Sur les conclusions à fin d'annulation :
4. D'une part, aux termes de l'article L. 421-34 du code de l'entrée et du séjour des étrangers et du droit d'asile : " L'étranger qui exerce un emploi à caractère saisonnier, tel que défini au 3° de l'article L. 1242-2 du code du travail, et qui s'engage à maintenir sa résidence habituelle hors de France, se voit délivrer une carte de séjour pluriannuelle portant la mention " travailleur saisonnier " d'une durée maximale de trois ans. / () / Elle autorise l'exercice d'une activité professionnelle et donne à son titulaire le droit de séjourner et de travailler en France pendant la ou les périodes qu'elle fixe et qui ne peuvent dépasser une durée cumulée de six mois par an. " Aux termes du premier alinéa de l'article L. 432-5 du même code : " Si l'étranger cesse de remplir l'une des conditions exigées pour la délivrance de la carte de séjour dont il est titulaire, () la carte de séjour peut lui être retirée par une décision motivée. La décision de retrait ne peut intervenir qu'après que l'intéressé a été mis à même de présenter ses observations dans les conditions prévues aux articles L. 121-1 et L. 121-2 du code des relations entre le public et l'administration. "

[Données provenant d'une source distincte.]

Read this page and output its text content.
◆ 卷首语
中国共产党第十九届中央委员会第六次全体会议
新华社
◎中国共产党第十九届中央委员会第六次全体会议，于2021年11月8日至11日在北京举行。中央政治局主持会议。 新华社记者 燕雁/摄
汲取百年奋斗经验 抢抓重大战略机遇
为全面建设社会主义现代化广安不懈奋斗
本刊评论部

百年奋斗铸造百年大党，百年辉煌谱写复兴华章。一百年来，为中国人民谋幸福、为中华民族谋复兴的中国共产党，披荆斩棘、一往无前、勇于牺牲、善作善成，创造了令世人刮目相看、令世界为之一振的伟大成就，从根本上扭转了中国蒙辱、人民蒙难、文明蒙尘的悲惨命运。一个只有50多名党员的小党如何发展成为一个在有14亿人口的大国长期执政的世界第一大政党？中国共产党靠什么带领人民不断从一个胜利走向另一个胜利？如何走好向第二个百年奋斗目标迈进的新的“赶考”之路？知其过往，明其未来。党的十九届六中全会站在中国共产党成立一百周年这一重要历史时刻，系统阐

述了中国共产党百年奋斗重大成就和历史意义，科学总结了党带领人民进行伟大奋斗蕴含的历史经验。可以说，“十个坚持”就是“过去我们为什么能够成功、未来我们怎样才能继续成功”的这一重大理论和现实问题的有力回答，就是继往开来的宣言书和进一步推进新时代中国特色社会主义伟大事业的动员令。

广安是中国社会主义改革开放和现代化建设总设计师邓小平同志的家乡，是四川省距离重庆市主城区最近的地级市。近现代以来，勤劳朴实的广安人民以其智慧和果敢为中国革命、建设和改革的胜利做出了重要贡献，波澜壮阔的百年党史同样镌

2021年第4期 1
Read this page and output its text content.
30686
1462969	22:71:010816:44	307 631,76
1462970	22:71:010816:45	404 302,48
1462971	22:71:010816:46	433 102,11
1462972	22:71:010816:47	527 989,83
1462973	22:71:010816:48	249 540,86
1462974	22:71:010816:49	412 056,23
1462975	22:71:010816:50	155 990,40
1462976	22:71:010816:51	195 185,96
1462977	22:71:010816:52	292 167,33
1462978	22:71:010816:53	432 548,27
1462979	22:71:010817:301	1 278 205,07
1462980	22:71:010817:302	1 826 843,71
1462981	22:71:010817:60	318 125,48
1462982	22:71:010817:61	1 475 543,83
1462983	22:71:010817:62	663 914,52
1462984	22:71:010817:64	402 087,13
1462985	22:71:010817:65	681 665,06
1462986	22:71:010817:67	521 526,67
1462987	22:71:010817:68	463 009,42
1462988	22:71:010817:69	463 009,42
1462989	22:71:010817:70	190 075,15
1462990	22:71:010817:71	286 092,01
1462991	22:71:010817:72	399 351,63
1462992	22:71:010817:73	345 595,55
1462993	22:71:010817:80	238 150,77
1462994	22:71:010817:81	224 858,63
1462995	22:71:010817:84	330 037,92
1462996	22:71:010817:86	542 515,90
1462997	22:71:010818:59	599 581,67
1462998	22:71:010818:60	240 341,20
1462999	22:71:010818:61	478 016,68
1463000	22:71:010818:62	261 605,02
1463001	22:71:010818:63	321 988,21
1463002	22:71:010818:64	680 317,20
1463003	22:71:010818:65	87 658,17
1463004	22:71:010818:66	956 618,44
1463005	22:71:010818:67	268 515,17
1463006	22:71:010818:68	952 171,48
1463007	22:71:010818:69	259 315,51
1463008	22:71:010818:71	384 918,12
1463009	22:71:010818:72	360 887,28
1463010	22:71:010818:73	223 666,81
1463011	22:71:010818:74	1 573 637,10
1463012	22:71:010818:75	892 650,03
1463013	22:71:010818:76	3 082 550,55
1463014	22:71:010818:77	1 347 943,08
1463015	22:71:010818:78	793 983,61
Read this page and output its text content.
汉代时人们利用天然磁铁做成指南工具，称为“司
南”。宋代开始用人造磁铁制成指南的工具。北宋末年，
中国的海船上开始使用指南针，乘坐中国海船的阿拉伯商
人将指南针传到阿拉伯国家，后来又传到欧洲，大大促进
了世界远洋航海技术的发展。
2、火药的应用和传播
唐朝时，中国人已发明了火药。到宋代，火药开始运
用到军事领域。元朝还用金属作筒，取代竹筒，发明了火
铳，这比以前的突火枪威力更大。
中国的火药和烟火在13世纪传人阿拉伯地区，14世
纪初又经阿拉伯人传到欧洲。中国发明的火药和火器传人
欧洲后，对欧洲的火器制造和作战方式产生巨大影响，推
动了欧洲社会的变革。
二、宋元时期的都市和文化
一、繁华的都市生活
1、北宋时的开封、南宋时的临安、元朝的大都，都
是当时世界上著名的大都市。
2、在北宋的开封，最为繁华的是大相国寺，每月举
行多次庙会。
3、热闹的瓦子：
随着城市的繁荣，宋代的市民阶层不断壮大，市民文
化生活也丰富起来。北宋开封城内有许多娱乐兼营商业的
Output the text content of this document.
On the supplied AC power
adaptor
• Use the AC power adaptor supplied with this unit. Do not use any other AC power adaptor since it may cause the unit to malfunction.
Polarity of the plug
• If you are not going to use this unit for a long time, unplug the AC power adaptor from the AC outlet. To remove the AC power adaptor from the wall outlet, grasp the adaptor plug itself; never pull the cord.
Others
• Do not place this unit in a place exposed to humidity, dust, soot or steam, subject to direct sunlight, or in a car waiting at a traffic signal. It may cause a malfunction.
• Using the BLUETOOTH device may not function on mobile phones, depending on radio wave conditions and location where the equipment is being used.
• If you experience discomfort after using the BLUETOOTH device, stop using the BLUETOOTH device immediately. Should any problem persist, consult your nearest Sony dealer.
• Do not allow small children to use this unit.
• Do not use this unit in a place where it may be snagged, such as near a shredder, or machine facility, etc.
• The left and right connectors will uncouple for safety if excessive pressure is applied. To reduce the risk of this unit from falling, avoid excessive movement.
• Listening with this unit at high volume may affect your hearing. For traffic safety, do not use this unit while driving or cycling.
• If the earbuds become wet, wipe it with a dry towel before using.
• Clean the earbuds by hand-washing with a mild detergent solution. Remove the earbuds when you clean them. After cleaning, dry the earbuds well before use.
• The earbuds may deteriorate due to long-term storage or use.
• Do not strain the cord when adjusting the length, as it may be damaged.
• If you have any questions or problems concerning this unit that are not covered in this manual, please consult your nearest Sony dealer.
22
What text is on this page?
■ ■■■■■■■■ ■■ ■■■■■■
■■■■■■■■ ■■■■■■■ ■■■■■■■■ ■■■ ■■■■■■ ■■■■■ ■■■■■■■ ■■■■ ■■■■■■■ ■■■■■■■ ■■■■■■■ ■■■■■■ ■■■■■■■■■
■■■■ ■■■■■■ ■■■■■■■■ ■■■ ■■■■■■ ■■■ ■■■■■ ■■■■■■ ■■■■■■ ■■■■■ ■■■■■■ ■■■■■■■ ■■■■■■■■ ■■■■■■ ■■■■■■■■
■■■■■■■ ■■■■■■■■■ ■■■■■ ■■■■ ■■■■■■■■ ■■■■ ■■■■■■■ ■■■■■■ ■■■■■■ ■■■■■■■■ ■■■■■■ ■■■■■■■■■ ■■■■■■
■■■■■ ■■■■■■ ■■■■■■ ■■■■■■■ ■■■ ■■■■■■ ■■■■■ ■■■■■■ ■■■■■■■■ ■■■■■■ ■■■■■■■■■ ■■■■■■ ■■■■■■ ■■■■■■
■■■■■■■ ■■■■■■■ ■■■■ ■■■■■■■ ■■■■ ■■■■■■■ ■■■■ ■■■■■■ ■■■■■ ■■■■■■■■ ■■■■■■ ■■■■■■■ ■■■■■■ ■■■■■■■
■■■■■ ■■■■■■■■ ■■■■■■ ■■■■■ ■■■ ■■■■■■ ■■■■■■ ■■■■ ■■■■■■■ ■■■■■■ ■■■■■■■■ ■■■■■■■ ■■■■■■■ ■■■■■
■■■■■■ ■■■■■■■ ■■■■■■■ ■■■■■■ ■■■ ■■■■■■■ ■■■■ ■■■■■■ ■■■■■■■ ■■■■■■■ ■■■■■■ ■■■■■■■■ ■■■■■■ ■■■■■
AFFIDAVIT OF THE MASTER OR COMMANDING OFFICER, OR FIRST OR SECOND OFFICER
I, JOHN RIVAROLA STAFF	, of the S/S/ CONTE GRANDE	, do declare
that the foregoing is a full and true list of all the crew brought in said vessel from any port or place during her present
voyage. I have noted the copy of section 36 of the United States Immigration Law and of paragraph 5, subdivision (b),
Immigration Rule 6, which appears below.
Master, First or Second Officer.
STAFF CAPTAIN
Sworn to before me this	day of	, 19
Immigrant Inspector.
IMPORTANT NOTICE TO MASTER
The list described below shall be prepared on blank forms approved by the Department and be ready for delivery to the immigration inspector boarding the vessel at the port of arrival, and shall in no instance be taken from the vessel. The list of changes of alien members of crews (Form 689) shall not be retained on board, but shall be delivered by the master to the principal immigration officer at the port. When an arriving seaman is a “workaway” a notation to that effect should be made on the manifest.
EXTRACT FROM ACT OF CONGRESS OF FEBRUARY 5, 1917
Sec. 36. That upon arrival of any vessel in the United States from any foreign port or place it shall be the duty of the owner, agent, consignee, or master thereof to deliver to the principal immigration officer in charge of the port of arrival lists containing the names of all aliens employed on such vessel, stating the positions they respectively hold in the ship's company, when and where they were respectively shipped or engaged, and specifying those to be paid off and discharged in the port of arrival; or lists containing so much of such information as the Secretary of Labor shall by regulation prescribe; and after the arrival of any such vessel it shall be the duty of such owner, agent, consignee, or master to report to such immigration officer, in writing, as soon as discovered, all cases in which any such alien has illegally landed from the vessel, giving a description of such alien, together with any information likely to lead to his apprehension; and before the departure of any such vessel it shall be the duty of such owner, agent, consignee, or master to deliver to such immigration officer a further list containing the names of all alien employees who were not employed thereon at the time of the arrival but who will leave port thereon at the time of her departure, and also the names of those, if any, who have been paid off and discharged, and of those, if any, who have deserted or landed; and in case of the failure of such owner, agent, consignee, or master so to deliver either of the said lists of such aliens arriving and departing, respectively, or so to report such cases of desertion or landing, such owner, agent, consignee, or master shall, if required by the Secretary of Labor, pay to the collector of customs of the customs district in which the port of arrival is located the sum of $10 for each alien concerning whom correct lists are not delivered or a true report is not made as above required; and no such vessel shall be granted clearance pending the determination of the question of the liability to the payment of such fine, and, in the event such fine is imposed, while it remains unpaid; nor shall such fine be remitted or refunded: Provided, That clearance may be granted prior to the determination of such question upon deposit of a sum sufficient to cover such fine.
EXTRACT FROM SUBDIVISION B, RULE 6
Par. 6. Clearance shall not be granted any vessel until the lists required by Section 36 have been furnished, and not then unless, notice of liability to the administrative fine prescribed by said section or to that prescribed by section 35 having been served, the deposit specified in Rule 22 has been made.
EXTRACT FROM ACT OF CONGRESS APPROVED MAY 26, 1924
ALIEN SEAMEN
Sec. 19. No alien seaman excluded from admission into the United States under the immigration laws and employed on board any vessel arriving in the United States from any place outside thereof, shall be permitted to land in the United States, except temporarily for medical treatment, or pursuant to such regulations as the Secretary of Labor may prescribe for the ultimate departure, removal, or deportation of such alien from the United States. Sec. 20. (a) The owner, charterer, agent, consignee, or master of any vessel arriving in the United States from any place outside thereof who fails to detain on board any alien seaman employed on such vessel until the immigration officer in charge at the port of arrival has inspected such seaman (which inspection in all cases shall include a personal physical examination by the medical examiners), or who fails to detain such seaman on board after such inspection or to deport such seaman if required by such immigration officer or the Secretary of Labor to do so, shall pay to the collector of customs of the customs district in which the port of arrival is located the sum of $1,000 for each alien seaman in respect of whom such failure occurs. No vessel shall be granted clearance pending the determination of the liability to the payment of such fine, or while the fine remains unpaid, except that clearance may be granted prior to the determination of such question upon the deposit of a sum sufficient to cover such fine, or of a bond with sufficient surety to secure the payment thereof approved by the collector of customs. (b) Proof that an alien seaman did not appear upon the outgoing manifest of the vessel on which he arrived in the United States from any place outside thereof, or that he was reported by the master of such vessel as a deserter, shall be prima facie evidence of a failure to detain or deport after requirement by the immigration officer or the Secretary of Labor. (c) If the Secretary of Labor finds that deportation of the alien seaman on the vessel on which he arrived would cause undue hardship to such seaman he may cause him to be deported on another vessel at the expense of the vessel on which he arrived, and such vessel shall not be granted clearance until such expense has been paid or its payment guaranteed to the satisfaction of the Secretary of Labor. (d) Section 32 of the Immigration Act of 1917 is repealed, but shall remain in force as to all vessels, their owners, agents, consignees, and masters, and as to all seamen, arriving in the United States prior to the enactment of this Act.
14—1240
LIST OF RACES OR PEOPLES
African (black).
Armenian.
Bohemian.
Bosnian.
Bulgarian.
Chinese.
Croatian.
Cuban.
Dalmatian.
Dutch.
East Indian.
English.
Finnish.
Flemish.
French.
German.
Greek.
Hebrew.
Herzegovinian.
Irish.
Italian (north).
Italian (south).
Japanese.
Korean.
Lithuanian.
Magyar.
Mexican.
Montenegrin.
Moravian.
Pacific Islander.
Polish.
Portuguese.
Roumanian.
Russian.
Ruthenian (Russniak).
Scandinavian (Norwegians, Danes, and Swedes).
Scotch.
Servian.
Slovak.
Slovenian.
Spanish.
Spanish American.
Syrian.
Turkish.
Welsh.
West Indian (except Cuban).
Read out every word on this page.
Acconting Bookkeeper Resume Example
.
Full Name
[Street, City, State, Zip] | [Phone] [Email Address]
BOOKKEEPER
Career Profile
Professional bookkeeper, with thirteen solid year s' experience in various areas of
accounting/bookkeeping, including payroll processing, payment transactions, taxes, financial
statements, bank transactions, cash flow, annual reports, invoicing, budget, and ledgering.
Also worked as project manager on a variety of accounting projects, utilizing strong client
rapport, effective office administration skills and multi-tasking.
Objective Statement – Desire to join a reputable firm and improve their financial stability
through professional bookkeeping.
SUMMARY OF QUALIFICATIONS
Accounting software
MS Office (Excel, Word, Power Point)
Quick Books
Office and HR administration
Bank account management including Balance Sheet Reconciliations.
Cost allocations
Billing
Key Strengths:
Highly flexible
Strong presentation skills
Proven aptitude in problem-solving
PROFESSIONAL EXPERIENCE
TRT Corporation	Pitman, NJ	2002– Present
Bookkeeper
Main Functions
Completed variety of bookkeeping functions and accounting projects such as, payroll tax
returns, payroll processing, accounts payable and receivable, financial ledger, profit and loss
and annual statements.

5. D'autre part, aux termes de l'article L. 121-1 du code des relations entre le public et l'administration : " Exception faite des cas où il est statué sur une demande, les décisions individuelles qui doivent être motivées en application de l'article L. 211-2, ainsi que les décisions qui, bien que non mentionnées à cet article, sont prises en considération de la personne, sont soumises au respect d'une procédure contradictoire préalable. " Aux termes du premier alinéa de l'article L. 122-1 du même code : " Les décisions mentionnées à l'article L. 211-2 n'interviennent qu'après que la personne intéressée a été mise à même de présenter des observations écrites et, le cas échéant, sur sa demande, des observations orales. Cette personne peut se faire assister par un conseil ou représenter par un mandataire de son choix. "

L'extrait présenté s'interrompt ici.